Femme Fatale
National Review, Dec 31, 1998 by Ramesh Ponnuru
Is the softening of American culture ruining our politics?
THE House votes on whether to impeach the President, and the nation yawns. According to the polls, the American people are sick unto death of the Lewinsky scandal. They would much rather talk about the important issues.
But the American people are lying. Sure, the scandal turns them off. But they were disengaged from politics long before they had heard of Monica Lewinsky. It was clear in 1997 that public attention was turning from the political to the cultural. The top stories of 1997 were Princess Diana's death and the trial of Timothy McVeigh; of political stories, only campaign- finance and military scandals made the top ten. When pollsters asked people to rank the political issues they found most important, nothing got more than 25 per cent-generally a sign of an apathetic electorate.
The Promise Keepers marched on Washington, true, but to get media attention, not to ask anything from Congress or the White House. Political pundits found that nobody wanted to listen to them, not even the corporate associations that used to fly them to the hinterlands for amusement. Political magazines saw their circulations decline, and political books went unsold. CNN canceled Capital Gang Sunday for poor ratings. Dr. Laura's audience numbers briefly eclipsed Rush Limbaugh's. Limbaugh's subsequent recovery, along with the boosted ratings and expanded time slots for political talk shows this year, suggests that scandal has increased interest in politics among segments of the population.
Grover Norquist, head of Americans for Tax Reform, likes to describe the forces of political conservatism as a "leave us alone coalition" of parents trying to raise their children without state interference, farmers trying to keep control of their land, gun owners trying to protect their silos, etc. It turns out that the vast majority of Americans have joined the leave-us- alone coalition-with a vengeance. They want conservatives and libertarians to leave them alone, too, not to bother them with talk of privatization and reform.
This anti-political tendency is probably endemic to liberal democracies, especially in times of peace and prosperity. It is encouraged by the politics of consensus and trivia that has characterized President Clinton's second term. But as Norquist's formulation suggests, it has also been encouraged by the conservative slogans of the last generation. Plenty of conservatives, indeed, have professed satisfaction at the public's lack of interest in politics and disdain for politicians-but fewer than did last year. Unhappy is the nation consumed by politics. A nation that affects a pseudo-sophisticated cynicism about politics, however, will find it impossible to hold real miscreants accountable because "they all do it."
Thus actress Janeane Garofalo on one of Larry King Live's ludicrous panels: "[Clinton critics are] going on the theory that all other Presidents have been honest and good. And that somehow Bill Clinton's character is the only questionable character that's ever been in the White House," even though it's impossible to become President "without lying basically the whole way up." (It is a testament to the weakness of our political culture, by the way, that celebrities are now routinely invited to add spice to it.) Nor does this contemptuous attitude serve the cause of limited government: a people without respect for government will not hesitate to ask it to lower their cable bills and fluff their pillows.

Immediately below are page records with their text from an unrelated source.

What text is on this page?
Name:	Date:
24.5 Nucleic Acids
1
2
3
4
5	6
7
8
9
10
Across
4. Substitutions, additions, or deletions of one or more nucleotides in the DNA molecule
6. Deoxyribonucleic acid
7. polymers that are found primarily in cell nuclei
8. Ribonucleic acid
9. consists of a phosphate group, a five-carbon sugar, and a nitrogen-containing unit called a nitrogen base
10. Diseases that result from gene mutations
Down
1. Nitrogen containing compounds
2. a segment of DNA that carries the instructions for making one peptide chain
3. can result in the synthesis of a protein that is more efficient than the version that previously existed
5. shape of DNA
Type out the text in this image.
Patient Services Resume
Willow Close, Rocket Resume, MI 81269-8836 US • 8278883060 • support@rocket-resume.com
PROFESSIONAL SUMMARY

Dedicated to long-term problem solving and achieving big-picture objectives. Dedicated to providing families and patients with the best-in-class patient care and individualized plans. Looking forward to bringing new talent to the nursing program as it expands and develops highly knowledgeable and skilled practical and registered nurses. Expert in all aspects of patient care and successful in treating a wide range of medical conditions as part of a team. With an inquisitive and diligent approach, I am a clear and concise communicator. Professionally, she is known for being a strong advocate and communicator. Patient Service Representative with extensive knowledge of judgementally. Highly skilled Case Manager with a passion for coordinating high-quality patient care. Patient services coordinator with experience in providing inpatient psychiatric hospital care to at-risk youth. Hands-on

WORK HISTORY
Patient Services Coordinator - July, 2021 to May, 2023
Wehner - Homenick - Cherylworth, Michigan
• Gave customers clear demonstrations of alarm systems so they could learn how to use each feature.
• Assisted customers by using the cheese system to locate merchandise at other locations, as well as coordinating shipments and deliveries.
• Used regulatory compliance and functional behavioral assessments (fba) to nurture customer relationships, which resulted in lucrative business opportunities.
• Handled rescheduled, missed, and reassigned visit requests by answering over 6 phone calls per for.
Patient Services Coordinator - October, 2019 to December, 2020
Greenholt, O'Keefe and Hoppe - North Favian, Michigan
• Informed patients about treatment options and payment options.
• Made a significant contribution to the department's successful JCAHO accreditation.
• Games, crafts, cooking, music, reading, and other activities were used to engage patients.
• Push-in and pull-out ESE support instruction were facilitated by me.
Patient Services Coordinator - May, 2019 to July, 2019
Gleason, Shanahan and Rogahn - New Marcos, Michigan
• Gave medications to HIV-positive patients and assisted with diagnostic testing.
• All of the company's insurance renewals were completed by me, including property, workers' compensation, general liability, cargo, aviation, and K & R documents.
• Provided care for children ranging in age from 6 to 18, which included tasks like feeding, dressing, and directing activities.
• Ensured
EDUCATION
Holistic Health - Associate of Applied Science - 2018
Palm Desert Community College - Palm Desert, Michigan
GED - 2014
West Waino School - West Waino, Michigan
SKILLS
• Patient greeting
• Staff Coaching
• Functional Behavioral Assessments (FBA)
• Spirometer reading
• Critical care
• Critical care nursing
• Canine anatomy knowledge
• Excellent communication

Politics has a bad reputation in part because it involves argument, or "petty bickering." And that, in turn, fits poorly with a contemporary shift in American sensibilities that is perhaps deeper than any change in morals or views. The new sensibility reacts negatively to strong personalities. (If Douglas MacArthur was too much for Americans to take in the 1950s, he would be positively terrifying today.) It is uncomfortable with sharply defined arguments; it wishes to defer tough choices for as long as possible. It is emotional rather than logical. Michael Barone recently described this political style in National Journal as "sogginess," as opposed to "crunchiness." Clinton, all things to all people, is soggy. Republicans, who were willing to shut down the government to force a choice over its direction, have been crunchy. Sogginess won.
It's still winning. One reason the impeachment debate has hurt Republicans' image is that they have been perceived as trying to force the public to make a choice it would rather duck. Several polls have found that the public says that law-breakers are not fit for office, that Clinton is a law-breaker, and that Clinton is fit for office. In one focus group, women broke down in tears when asked to resolve this cognitive dissonance. No wonder the public favors the soggy option of censure.
This is a womanly approach to politics, and its prevalence will grow as politicians court "soccer moms." The spread of sogginess is, in fact, part of the much-remarked feminization of America, as is the shift from public life to private life. A feminizing tendency, too, is probably built into liberal democracy, and within bounds it's a good thing: it civilizes and tames men. But taken too far, it threatens the masculine stubbornness and intractability that serves as a bulwark for republicanism. Francis Fukuyama, writing in Foreign Affairs, has recently reminded us that women have been less supportive than men of every war America has fought this century, including World War II and the Gulf War. Women also tend to be more averse to risk than men. The shifting politics of guns and tobacco in the Nineties suggests that ours is not a populace jealous of its liberties. And it is no accident that these liberties have traditionally been associated with men, and macho risk-takers at that.